Step 3: write the following explorer.jdl file:

Type = "Job";
JobType = "Normal";
Executable = "/bin/sh";
Environment = {"CLASSPATH=./explorer.jar"};
Arguments = " explorer.sh 0 0 10 10 2000 out.dat";
StdOutput = "explorer.out";
StdError = "explorer.err";
InputSandbox = {"explorer.sh","explorer.jar","ShapesData.tar.gz"};
OutputSandbox = {"explorer.err","explorer.out","out.dat"};
Requirements = Member("GLITE-3_0_0",other.GlueHostApplicationSoftwareRunTimeEnvironment);
          
With the specified arguments, we are trying to sample the surface that has left lower corner at (0,0) and left upper corner at (10,10), using 2000 samples. The sample data generated will be saved in the out.dat file.

Step 4: Submit the job explorer.jdl using the gLite commands illustrated above.
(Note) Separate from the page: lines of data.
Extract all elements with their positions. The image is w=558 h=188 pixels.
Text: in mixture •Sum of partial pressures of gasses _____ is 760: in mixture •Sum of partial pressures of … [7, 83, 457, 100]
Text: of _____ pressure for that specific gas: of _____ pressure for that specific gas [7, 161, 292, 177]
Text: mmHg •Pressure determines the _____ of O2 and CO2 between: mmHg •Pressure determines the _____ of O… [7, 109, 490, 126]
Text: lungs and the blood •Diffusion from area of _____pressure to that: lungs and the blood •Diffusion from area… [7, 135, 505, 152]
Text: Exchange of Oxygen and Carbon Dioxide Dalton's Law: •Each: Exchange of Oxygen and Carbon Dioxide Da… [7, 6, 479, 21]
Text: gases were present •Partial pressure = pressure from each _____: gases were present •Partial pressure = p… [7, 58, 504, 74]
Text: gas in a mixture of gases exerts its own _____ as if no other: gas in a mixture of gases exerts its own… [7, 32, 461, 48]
$ glite-job-submit -o jodid.txt explorer.jdl


Selected Virtual Organisation name (from proxy certificate extension): gilda
Connecting to host glite-rb.ct.infn.it, port 7772
Logging to host glite-rb.ct.infn.it, port 9002

================================ glite-job-submit Success =====================================
 The job has been successfully submitted to the Network Server.
 Use glite-job-status command to check job current status. Your job identifier is:

 - https://glite-rb.ct.infn.it:9000/eyBCUsI77ek-Aet7mquFDg

 The job identifier has been saved in the following file:
 /home/scardaci/IntroExercise/jobid.txt
=============================================================================================

If you don't remember commands for job handling (submission, monitoring status, retrieve output when the job is done) please refer to gLite Job Management Commands

Step 5: Take a look to the file out.dat returned by the job using gnuplot to visualize the tridimensional surface.

> > gnuplot 

        G N U P L O T
        Version 3.7 patchlevel 3
        last modified Thu Dec 12 13:00:00 GMT 2002
        System: Linux 2.4.21-27.0.2.EL.cernsmp

        Copyright(C) 1986 - 1993, 1998 - 2002
        Thomas Williams, Colin Kelley and many others

        Type `help` to access the on-line reference manual
        The gnuplot FAQ is available from
        http://www.gnuplot.info/gnuplot-faq.html

        Send comments and requests for help to 
        Send bugs, suggestions and mods to 


Terminal type set to 'x11'
gnuplot> splot "out.dat"
Warning: empty z range [41.2:41.2], adjusting to [40.788:41.612]
gnuplot>

It should pop up an image like this:

Probably you will not see any amazing part of the surface in (0,0)-(10,10)! In the next exercise, you will learn how to submit a bunch of RegularExplorer jobs giving as input several arguments in such a way to find out the simple objects spread along the surface.